Biru serta anak buah nya main tembak musuh tanpa ampun, anak buah Alvin tinggal beberapa orang yang membelah diri menggunakan senjata pun, Tapi itu pun pada sembunyi.


Biru mempercayakan sisa anak buah Alvin ke Dito yang mengurus nya. ia dan ketiga sahabat nya berjalan cepat masuk ke gudang di mana Bhumi sudah tidak ada di depan mata mereka, entah kemana anak bungsu Biru itu bersembunyi. Yang jelas Biru ingin menjewer telinga anak nya yang Badung-badung susah di beri tahu.
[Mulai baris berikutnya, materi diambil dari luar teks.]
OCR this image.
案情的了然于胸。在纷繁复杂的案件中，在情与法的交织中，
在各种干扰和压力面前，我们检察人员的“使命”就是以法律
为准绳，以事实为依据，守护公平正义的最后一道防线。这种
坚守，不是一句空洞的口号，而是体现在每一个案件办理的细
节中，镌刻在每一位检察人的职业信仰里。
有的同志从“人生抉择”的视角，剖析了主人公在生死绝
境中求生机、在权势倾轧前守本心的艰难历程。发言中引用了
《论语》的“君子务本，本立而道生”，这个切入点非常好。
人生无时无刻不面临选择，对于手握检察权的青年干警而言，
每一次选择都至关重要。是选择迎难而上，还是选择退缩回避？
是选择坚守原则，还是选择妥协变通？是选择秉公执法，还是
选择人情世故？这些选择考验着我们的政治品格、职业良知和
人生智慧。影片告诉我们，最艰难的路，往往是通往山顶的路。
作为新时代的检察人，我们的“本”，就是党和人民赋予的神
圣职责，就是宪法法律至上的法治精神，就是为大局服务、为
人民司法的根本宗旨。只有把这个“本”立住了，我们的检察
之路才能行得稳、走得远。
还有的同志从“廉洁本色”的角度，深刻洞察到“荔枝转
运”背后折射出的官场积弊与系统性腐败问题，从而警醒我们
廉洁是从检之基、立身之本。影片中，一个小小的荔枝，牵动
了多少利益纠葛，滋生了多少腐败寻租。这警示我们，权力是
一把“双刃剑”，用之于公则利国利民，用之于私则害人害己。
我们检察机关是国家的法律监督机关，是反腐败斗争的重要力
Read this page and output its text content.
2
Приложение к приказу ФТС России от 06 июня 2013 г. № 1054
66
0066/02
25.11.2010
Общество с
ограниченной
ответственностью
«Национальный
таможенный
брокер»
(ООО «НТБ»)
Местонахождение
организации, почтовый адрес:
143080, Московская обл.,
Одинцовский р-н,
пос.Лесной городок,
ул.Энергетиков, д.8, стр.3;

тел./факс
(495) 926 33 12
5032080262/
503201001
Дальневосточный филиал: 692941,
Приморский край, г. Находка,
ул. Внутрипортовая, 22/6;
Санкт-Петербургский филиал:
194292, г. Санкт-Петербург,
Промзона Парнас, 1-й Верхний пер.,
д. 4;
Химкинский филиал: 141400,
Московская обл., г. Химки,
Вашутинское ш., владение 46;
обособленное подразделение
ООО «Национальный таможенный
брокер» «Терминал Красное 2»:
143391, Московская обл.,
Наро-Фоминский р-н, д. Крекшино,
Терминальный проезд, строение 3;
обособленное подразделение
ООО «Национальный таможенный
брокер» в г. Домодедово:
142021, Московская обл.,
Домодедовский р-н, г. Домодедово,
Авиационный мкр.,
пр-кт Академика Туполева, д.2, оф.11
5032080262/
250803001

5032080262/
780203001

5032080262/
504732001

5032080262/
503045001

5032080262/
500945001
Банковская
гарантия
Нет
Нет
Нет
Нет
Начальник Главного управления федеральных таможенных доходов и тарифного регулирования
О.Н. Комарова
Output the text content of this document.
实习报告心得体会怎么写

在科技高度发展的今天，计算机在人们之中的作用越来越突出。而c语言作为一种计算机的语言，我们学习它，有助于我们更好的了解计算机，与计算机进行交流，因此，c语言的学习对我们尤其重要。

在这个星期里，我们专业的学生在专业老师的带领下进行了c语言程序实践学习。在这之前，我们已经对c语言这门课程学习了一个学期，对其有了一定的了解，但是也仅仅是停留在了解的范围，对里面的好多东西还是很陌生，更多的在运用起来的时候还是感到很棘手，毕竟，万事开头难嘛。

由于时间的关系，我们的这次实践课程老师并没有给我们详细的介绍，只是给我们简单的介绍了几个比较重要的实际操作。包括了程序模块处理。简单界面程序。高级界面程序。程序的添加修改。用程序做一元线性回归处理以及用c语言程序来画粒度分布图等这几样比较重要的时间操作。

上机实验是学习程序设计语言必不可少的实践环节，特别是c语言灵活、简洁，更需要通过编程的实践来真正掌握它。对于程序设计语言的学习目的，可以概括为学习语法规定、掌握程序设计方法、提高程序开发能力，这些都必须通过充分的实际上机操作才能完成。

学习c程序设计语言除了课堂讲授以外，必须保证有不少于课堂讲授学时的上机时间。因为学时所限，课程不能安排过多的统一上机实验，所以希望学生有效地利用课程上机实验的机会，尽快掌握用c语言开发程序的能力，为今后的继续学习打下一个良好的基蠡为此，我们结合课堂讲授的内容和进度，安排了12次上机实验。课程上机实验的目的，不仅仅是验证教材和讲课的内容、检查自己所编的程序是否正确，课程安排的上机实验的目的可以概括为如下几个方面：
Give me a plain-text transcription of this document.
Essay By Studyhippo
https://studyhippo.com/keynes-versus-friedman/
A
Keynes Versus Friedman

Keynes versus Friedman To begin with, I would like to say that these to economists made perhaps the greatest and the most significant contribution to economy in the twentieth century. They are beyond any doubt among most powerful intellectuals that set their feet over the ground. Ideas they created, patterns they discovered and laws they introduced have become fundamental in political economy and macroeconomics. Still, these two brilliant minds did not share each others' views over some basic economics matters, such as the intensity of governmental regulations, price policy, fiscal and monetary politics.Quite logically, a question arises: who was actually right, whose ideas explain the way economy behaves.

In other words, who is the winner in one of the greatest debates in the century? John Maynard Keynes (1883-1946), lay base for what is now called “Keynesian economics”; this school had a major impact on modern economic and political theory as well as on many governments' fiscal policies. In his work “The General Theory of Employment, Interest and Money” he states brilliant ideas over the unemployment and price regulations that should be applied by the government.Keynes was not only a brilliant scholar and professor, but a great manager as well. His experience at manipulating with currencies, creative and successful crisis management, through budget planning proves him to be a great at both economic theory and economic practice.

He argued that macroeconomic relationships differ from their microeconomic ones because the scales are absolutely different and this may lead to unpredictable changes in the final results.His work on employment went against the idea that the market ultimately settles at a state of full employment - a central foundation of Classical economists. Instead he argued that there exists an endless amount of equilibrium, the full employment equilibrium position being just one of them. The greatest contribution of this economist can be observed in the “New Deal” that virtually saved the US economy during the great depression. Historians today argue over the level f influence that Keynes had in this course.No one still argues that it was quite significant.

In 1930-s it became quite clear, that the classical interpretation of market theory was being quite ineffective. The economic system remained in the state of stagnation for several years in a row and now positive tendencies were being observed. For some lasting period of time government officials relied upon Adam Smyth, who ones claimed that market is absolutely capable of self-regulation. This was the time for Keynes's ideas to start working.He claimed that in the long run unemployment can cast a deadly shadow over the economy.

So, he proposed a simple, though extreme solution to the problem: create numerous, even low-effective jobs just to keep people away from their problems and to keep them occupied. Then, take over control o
Pasti bocah bocah lainnya pun ada di dalam sana. Tebak mereka prustasi sendiri akan kenakalan para anak anaknya. kalau terjadi sesuatu bagaimana coba ? Para papa papa macho ini sangat takut dengan amukan para istri mereka.


" Tadi benar Bhumi kan ?" Langit pun yakin tidak yakin dengan mata nya.


" Seperti itulah !" Dirgan menyahut seraya mata itu ke sana kemari menggerlya di setiap langkah nya mencari keberadaan Nata dan lainnya.


" Itu tandanya anak anak kita ada di dalam sana ?" Gema mempercepat langkahnya.


" Tadi sudah ku beri peringatan anak itu, tapi__ ah !" Biru speechless sendiri, tak habis pikir dengan keberanian para kurcil itu.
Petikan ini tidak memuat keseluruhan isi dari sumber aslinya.